Example without setting a prefix:
"AQG/2025/01/17/Report for trace_3.cst.gz_2025-01-17T15:13:03.json”
Example with S3_REPORT_EXPORT_PREFIX=reports/app:
"reports/app/2025/01/17/Report for trace_3.cst.gz_2025-01-17T15:13:03.json"

Separate storage configuration↑

For greater flexibility, the Report storage solution can be configured independently of the existing Trace storage solution. All related configuration keys are optional and default to S3_TRACE_... if not explicitly set.

Key	Type	Description
`S3_REPORT_EXPORT_AWS_ACCESS_KEY_ID`	str	The Access Key ID for the Report storage solution account. If not set, defaults to `S3_TRACE_AWS_ACCESS_KEY_ID`.
`S3_REPORT_EXPORT_AWS_SECRET_ACCESS_KEY`	str	The Secret Access Key for the Report storage solution account. If not set, defaults to `S3_TRACE_AWS_SECRET_ACCESS_KEY`.
`S3_REPORT_EXPORT_ENDPOINT`	str	HTTP Endpoint of the report storage solution.

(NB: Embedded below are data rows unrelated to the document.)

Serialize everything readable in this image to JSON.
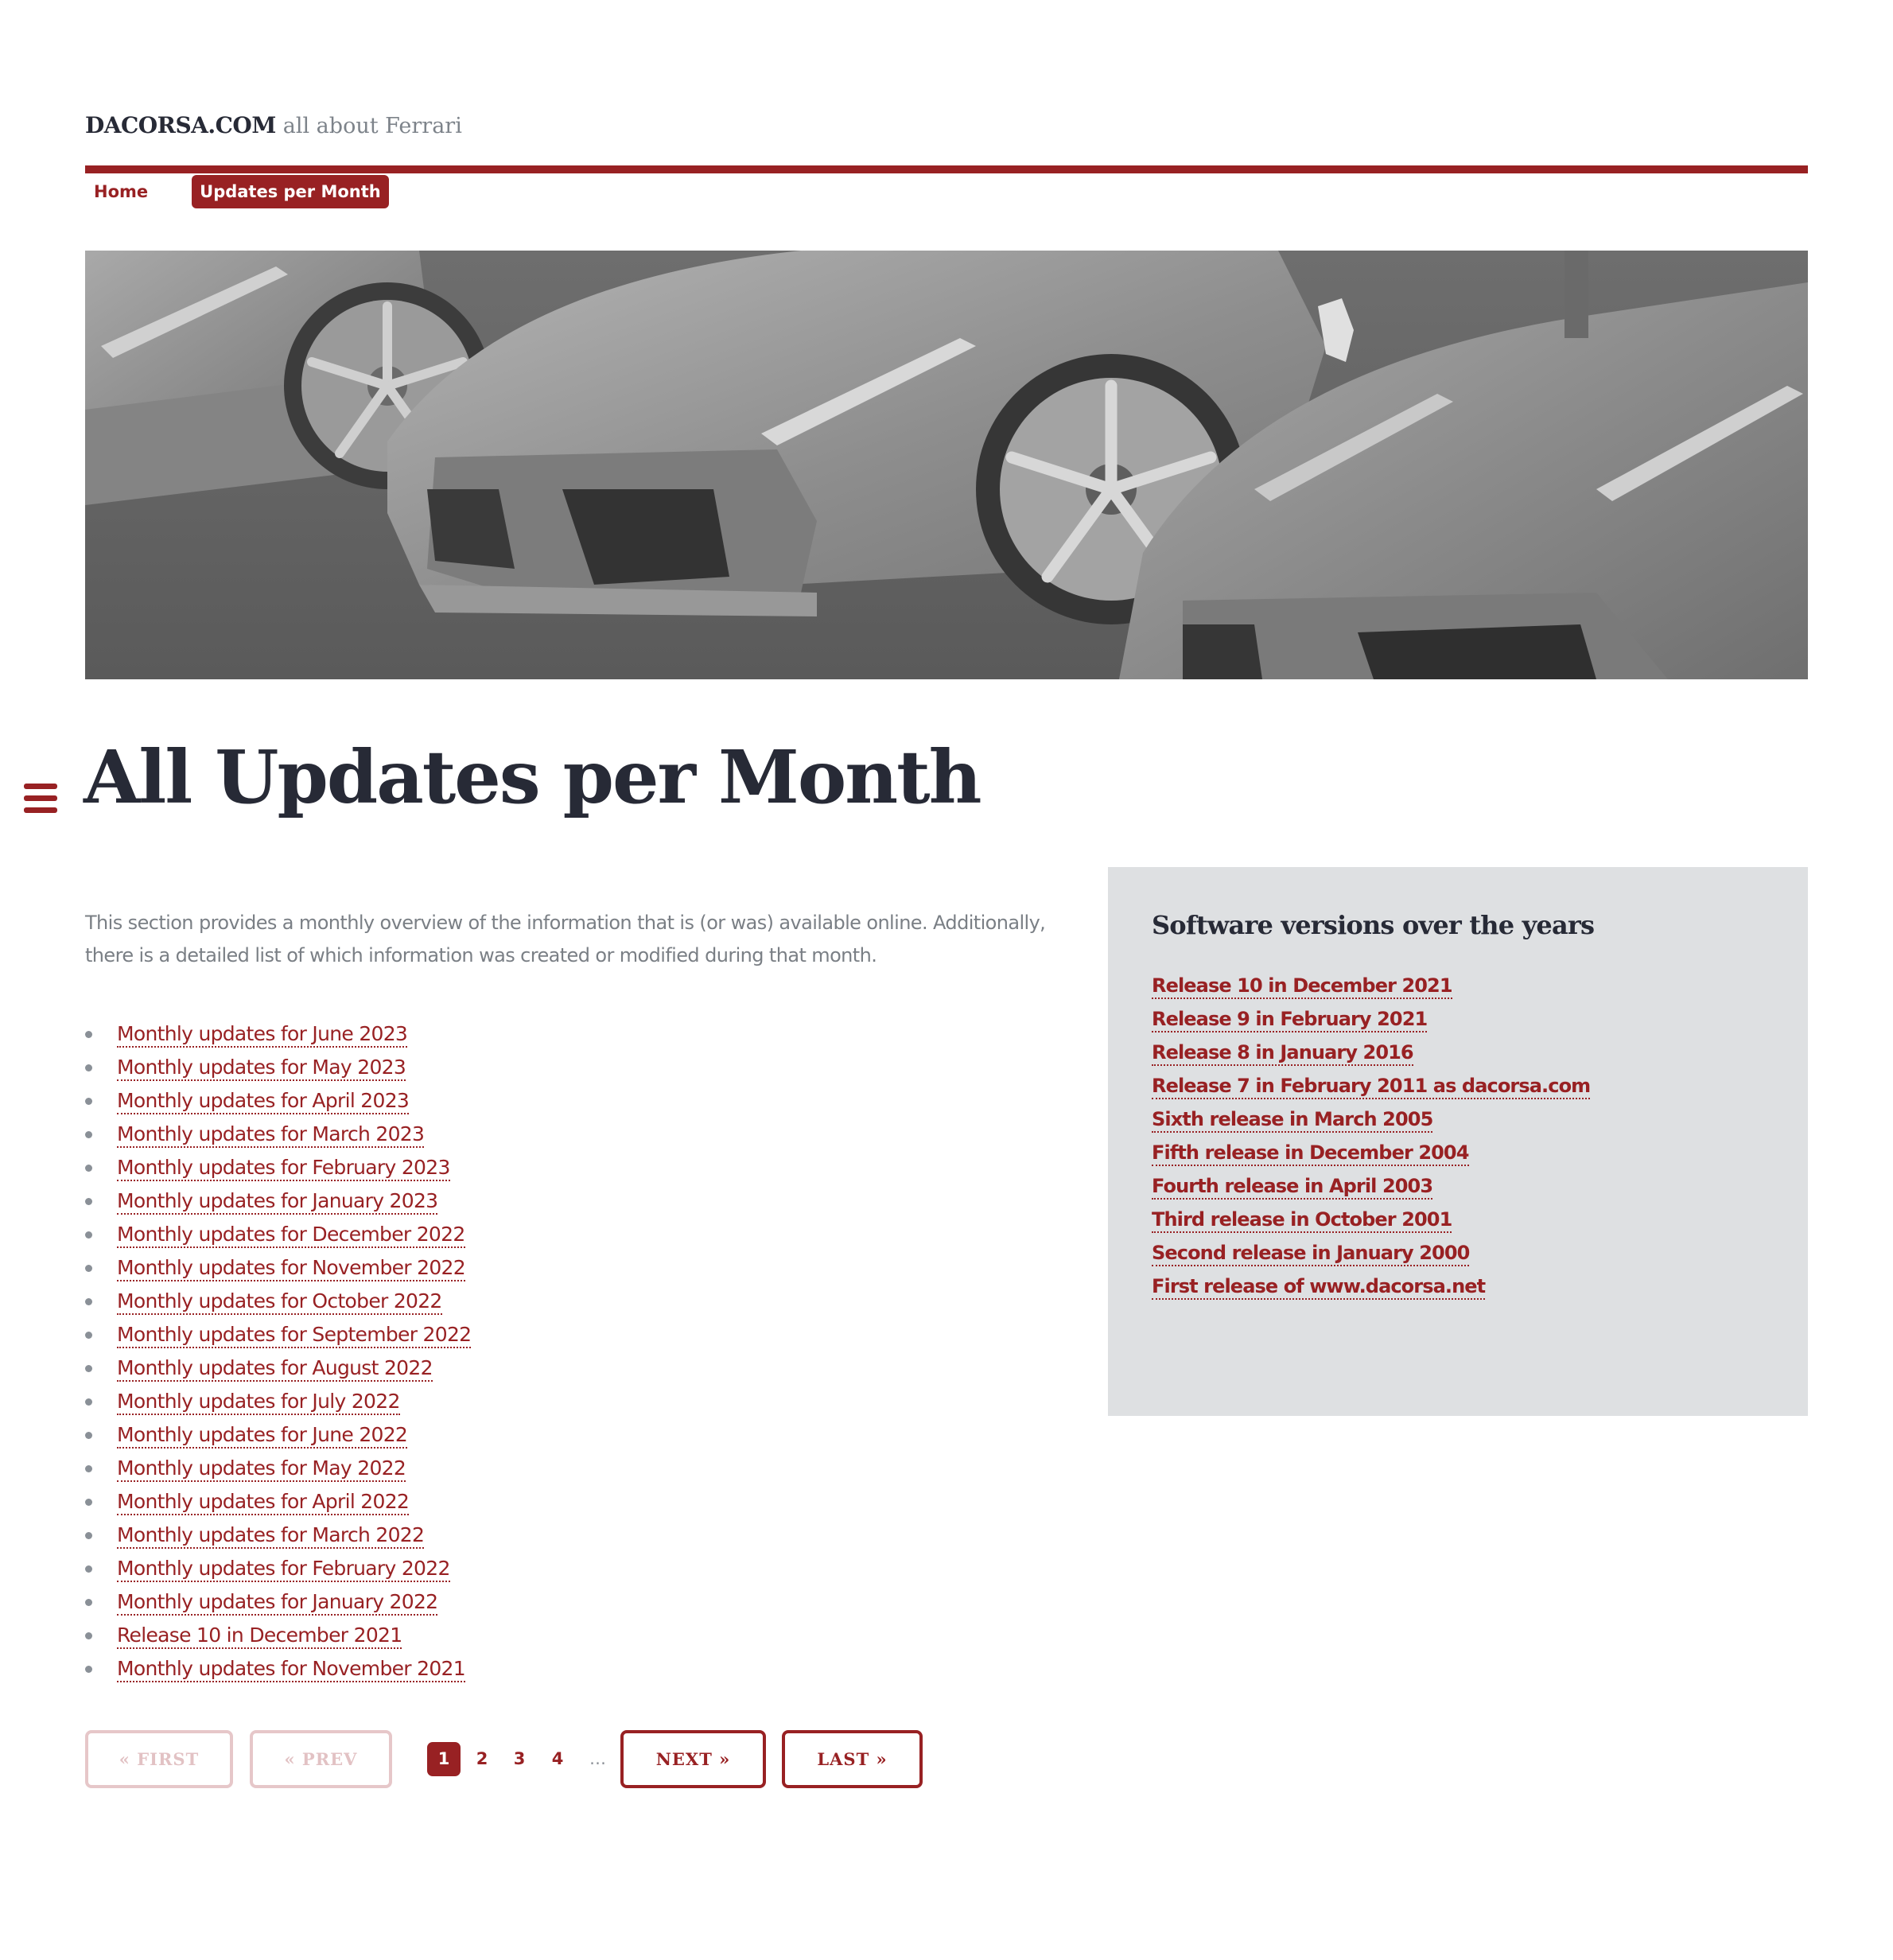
{
  "header": {
    "brand": "DACORSA.COM",
    "tagline": "all about Ferrari"
  },
  "nav": {
    "items": [
      {
        "label": "Home",
        "active": false
      },
      {
        "label": "Updates per Month",
        "active": true
      }
    ]
  },
  "hero": {
    "alt": "Grayscale photo of several Ferrari Enzo cars parked in a row"
  },
  "page": {
    "title": "All Updates per Month",
    "menu_icon": "hamburger-menu-icon",
    "intro": "This section provides a monthly overview of the information that is (or was) available online. Additionally, there is a detailed list of which information was created or modified during that month."
  },
  "monthly_updates": [
    "Monthly updates for June 2023",
    "Monthly updates for May 2023",
    "Monthly updates for April 2023",
    "Monthly updates for March 2023",
    "Monthly updates for February 2023",
    "Monthly updates for January 2023",
    "Monthly updates for December 2022",
    "Monthly updates for November 2022",
    "Monthly updates for October 2022",
    "Monthly updates for September 2022",
    "Monthly updates for August 2022",
    "Monthly updates for July 2022",
    "Monthly updates for June 2022",
    "Monthly updates for May 2022",
    "Monthly updates for April 2022",
    "Monthly updates for March 2022",
    "Monthly updates for February 2022",
    "Monthly updates for January 2022",
    "Release 10 in December 2021",
    "Monthly updates for November 2021"
  ],
  "sidebar": {
    "title": "Software versions over the years",
    "releases": [
      "Release 10 in December 2021",
      "Release 9 in February 2021",
      "Release 8 in January 2016",
      "Release 7 in February 2011 as dacorsa.com",
      "Sixth release in March 2005",
      "Fifth release in December 2004",
      "Fourth release in April 2003",
      "Third release in October 2001",
      "Second release in January 2000",
      "First release of www.dacorsa.net"
    ]
  },
  "pagination": {
    "first": "« FIRST",
    "prev": "« PREV",
    "pages": [
      "1",
      "2",
      "3",
      "4"
    ],
    "current_page": "1",
    "ellipsis": "…",
    "next": "NEXT »",
    "last": "LAST »",
    "first_disabled": true,
    "prev_disabled": true
  },
  "colors": {
    "accent": "#982123",
    "text_dark": "#272a36",
    "text_muted": "#7a7f85",
    "sidebar_bg": "#dee0e2",
    "disabled_border": "#e6c7c9"
  }
}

If not set, defaults to `S3_ENDPOINT`.
`S3_REPORT_EXPORT_REGION`	str	Set this option only if AQtive Guard is using AWS S3. If not set, defaults to `S3_REGION`.
`S3_REPORT_EXPORT_ENDPOINT_USE_EXTERNAL`	bool	This option must be set to `true` if AQtive Guard uses a storage location under the same hostname as itself. If the `S3_REPORT_EXPORT_ENDPOINT` points to anything other than `localhost`, set this option to `false`. If either this key or `S3_REPORT_EXPORT_ENDPOINT` is not set, it defaults to `S3_ENDPOINT_USE_EXTERNAL`.